久遠の絆

「それは、ばばさまや女の子を連れて行かれたから?」


他のふたりが目を剥いた。


「さっき広場で話している人がいたんだ」


「兄さん」


「彼らは事情を知らないんだ。だから君も忘れて欲しい」


「首都に行って誰に会うの?」


「早く行こう、兄さん」


マヤという少女は、とにかくニアスのことを疎ましく思っているらしかった。


「とにかく君を送っていかなければね。

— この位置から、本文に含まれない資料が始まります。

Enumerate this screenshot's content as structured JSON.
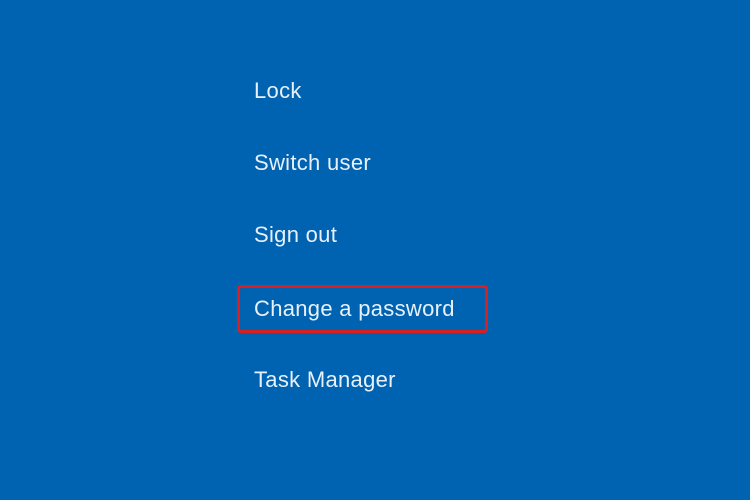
{
  "menu": {
    "items": [
      {
        "label": "Lock",
        "highlighted": false
      },
      {
        "label": "Switch user",
        "highlighted": false
      },
      {
        "label": "Sign out",
        "highlighted": false
      },
      {
        "label": "Change a password",
        "highlighted": true
      },
      {
        "label": "Task Manager",
        "highlighted": false
      }
    ]
  },
  "colors": {
    "background": "#0063b1",
    "text": "#e8f0fa",
    "highlight_border": "#d92020"
  }
}
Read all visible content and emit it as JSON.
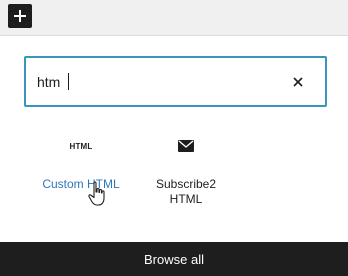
{
  "toolbar": {
    "add_icon": "plus-icon"
  },
  "search": {
    "value": "htm",
    "clear_icon": "close-icon"
  },
  "results": [
    {
      "label": "Custom HTML",
      "icon": "html-icon",
      "icon_text": "HTML",
      "state": "hovered"
    },
    {
      "label": "Subscribe2 HTML",
      "icon": "envelope-icon"
    }
  ],
  "footer": {
    "browse_all_label": "Browse all"
  },
  "colors": {
    "dark": "#1e1e1e",
    "focus_border": "#3a95bd",
    "hover_link": "#2d77bd",
    "background": "#f0f0f1"
  }
}
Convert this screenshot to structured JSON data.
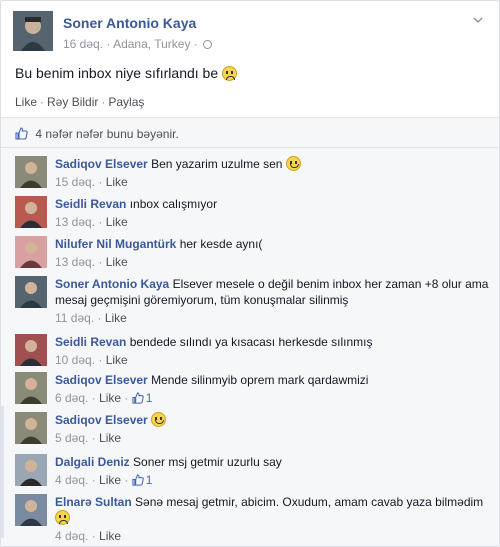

また肩を貸そう」


マトも事情を話す気はないらしい。


けれど村が襲撃を受けた直後に首都に行くなど、よほどの事情があるに違いなかった。


「これって、今度の襲撃に関係があるの?」


マトに身を預けながらニアスは尋ねた。


しかしマトは前を向いたまま口を開こうとはしない。


それからしばらくは3人とも無言で歩を進めた。


いつしかジャングルを抜け、またあの川沿いに出ると、ニアスの乗っていた戦闘艇が静かに横たわっていた。


もはやそれは、使い物にならない金属の塊。


(僕やっぱり、とんでもないことしちゃったんだな)


今さらながらに思う。


数少ない最新鋭の戦闘艇を、自分の一時の逆上でもって壊してしまったのだ。


でもそれも、彼らの役に立つことが出来れば、少しは償いになるだろうか。


「軍人さえいなかったら、あたし達は平和に暮らせていたんだ」


後ろを歩くマヤの、ぽつりと呟いた言葉が胸に突き刺さった。


そしてその胸の痛みを振り払うように、『アザゼル』を遠目に見ながらニアスは思い切って言った。